UNITED STATES
                              WASHINGTON, DC 20549

                                    FORM 8-K

                             CURRENT REPORT PURSUANT
                          TO SECTION 13 OR 15(D) OF THE
                         SECURITIES EXCHANGE ACT OF 1934

       Date of report (Date of earliest event reported) November 21, 2006

                            MICHAEL BAKER CORPORATION
             (Exact Name of Registrant as Specified in Its Charter)

                 (State or Other Jurisdiction of Incorporation)

                 1-6627                                   25-0927646
        ------------------------              ---------------------------------
        (Commission File Number)              (IRS Employer Identification No.)

           100 Airside Drive
      Moon Township, Pennsylvania                           15108
----------------------------------------                  ----------
(Address of Principal Executive Offices)                  (Zip Code)

                                 (412) 269-6300
              (Registrant's Telephone Number, Including Area Code)

          (Former Name or Former Address, if Changed Since Last Report)

     Check the appropriate box below if the Form 8-K filing is intended to
simultaneously satisfy the filing obligation of the registrant under any of the
following provisions (see General Instruction A.2. below):

[ ]  Written communications pursuant to Rule 425 under the Securities
     Act (17 CFR 230.425)

[ ]  Soliciting material pursuant to Rule 14a-12 under the Exchange
     Act (17 CFR 240.14a-12)

[ ]  Pre-commencement communications pursuant to Rule 14d-2(b) under the
     Exchange Act (17 CFR 240.14d-2(b))

[ ]  Pre-commencement communications pursuant to Rule 13e-4(c) under the
     Exchange Act (17 CFR 240.13e-4(c))


                            SECTION 8 - OTHER EVENTS

ITEM 8.01

         On November 21, 2006, Michael Baker Corporation (the "Company")
(Amex:BKR) announced that it has completed the determination of the financial
accounting treatment related to the receipt of a letter from a state Department
of Revenue advising that the Company's November 2006 payment of sales and use
taxes and related interest totaling approximately $121,000 satisfies the terms
of that state's voluntary disclosure program and that no further taxes are due
for the period January 1, 2002 through August 31, 2006.

         Accordingly, the Company has determined that it will reverse an amount
of $4.7 million, which represents the net of the amount accrued as a liability
for potential sales and use taxes and related interest less the payment
referenced above, for the time period above.

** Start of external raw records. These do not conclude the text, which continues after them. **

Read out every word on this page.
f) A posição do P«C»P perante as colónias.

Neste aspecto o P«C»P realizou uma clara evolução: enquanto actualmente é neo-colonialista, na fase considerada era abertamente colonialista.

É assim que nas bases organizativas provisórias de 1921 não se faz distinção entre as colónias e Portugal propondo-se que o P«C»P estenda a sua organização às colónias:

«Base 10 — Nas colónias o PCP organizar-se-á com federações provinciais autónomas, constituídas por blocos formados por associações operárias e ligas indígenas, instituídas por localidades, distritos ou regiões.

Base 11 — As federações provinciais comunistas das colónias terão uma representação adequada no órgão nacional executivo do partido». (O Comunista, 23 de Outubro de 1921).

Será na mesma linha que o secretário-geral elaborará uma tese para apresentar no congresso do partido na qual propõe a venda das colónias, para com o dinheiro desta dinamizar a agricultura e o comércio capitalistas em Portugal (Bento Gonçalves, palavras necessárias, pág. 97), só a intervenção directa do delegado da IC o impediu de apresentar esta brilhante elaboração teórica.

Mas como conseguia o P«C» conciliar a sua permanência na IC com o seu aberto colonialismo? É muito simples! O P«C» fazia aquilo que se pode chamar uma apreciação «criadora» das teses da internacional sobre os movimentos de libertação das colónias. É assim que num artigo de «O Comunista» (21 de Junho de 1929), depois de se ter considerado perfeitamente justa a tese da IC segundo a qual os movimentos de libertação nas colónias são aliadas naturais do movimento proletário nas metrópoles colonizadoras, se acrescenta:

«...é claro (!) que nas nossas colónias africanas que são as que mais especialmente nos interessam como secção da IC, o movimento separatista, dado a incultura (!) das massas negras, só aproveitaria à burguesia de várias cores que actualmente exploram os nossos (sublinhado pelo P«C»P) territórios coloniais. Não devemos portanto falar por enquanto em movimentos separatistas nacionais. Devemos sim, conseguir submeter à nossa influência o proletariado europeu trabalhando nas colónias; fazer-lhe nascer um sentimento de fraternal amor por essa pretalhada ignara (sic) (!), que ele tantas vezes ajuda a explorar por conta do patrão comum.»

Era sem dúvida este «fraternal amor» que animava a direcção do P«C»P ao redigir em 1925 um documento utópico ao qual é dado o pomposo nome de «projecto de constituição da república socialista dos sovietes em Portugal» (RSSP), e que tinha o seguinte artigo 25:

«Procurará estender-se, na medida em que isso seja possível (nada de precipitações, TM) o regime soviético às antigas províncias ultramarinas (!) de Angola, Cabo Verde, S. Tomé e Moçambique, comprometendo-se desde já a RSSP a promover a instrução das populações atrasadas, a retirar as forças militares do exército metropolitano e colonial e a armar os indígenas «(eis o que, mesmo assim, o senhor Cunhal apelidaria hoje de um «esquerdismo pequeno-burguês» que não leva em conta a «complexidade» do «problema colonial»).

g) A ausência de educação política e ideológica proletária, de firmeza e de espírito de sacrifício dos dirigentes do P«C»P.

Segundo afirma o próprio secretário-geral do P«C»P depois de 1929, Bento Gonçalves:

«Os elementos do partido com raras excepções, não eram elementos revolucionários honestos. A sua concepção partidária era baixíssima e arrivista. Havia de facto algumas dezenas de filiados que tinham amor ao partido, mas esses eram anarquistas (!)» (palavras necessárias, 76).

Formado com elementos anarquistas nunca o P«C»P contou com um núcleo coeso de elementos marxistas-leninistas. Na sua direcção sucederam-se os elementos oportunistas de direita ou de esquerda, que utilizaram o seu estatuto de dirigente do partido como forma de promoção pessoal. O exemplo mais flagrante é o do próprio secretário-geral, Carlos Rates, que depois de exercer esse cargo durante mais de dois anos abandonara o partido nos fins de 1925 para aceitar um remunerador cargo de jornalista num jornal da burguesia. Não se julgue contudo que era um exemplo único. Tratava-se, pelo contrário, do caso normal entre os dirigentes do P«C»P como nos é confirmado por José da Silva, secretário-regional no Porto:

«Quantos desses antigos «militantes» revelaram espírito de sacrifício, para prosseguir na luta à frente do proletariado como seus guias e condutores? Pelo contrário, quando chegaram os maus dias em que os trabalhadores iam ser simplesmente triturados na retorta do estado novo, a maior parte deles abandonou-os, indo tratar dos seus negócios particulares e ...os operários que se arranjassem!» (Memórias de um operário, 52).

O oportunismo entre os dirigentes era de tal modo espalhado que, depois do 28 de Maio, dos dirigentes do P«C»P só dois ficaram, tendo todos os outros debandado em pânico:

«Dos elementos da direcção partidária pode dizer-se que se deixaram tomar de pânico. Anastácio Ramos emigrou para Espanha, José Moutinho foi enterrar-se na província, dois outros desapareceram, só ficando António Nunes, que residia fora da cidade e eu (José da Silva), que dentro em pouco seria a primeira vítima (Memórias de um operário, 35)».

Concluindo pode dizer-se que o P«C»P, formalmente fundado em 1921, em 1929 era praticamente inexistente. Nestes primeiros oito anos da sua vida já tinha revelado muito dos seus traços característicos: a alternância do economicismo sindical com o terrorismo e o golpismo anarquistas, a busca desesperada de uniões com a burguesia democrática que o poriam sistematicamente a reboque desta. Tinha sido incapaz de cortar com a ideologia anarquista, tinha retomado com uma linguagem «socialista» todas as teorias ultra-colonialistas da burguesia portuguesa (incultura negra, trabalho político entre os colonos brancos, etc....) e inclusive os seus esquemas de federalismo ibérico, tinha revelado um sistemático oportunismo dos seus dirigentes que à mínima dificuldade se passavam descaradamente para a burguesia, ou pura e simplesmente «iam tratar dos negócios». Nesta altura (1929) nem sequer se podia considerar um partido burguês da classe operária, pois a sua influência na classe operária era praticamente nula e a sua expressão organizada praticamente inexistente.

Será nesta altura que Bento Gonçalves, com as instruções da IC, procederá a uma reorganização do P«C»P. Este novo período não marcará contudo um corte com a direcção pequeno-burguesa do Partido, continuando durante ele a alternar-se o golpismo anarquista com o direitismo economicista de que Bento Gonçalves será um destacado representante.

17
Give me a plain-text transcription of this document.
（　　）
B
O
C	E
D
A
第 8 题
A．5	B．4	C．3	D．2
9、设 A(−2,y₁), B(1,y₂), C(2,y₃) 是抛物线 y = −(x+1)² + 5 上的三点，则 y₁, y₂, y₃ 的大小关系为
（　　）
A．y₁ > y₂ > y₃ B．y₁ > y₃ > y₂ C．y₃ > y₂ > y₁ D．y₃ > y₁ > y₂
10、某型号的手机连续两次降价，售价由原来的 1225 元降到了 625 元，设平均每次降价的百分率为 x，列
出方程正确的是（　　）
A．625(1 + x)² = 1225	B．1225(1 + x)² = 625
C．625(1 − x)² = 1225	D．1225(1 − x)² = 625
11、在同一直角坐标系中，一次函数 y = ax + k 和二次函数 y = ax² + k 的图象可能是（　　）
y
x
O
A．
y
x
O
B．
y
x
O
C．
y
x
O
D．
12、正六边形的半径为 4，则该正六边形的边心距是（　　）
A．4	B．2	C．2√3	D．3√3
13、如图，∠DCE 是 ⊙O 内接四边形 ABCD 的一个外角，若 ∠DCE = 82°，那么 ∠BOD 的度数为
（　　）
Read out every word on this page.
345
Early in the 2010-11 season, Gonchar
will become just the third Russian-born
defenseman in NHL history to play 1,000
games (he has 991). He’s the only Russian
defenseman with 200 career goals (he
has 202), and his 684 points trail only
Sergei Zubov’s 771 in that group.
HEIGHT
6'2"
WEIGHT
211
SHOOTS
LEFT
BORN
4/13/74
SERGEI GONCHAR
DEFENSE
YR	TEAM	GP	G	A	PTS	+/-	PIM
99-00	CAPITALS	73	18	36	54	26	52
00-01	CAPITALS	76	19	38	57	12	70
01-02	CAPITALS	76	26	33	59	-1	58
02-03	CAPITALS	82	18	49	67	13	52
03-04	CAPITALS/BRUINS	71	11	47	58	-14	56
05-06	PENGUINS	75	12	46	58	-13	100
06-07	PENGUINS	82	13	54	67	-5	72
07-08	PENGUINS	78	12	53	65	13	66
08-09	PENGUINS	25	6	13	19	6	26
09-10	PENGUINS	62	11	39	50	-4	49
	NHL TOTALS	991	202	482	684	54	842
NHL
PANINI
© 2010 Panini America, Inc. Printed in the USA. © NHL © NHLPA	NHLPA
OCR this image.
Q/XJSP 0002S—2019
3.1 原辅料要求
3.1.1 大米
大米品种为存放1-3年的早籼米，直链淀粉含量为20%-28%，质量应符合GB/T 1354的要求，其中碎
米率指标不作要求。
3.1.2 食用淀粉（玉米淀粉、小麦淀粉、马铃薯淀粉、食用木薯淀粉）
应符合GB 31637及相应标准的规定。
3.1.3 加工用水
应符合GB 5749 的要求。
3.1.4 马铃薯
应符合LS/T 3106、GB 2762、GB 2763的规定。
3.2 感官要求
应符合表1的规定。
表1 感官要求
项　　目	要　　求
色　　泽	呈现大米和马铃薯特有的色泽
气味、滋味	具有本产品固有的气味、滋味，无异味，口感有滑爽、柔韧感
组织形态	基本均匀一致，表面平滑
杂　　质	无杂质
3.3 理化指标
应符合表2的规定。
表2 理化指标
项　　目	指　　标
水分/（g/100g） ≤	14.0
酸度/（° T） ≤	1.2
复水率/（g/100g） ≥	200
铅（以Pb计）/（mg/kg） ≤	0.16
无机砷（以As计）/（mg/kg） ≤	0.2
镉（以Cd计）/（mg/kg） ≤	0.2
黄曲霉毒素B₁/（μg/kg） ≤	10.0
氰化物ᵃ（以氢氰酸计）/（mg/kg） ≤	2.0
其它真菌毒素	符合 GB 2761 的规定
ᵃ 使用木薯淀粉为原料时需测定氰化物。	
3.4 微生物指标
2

That reversal, and its expected
effect on the Company's effective tax rate, which will be included in the
Company's fourth quarter 2006 financial results, equates to approximately $0.30
to $0.33 of earnings per diluted common share. A copy of the press release
making this announcement is attached to this report as Exhibit 99.1 and
incorporated herein by reference.


ITEM 9.01

(d)      Exhibits.

The following exhibit is furnished with this report on Form 8-K:

Exhibit No.    Description
-----------    --------------------------------------
99.1           Press release dated November 21, 2006.


Pursuant to the requirements of the Securities Exchange Act of 1934, as amended,
the Company has duly caused this report to be signed on its behalf by the
undersigned hereunto duly authorized.

                                                MICHAEL BAKER CORPORATION

                                                By: /s/  William P. Mooney
                                                    Executive Vice President and
                                                    Chief Financial Officer

Date:  November 27, 2006

                                  EXHIBIT INDEX

Number     Description                                   Method of Filing
------     --------------------------------------        ----------------
99.1       Press release dated November 21, 2006.        Filed herewith.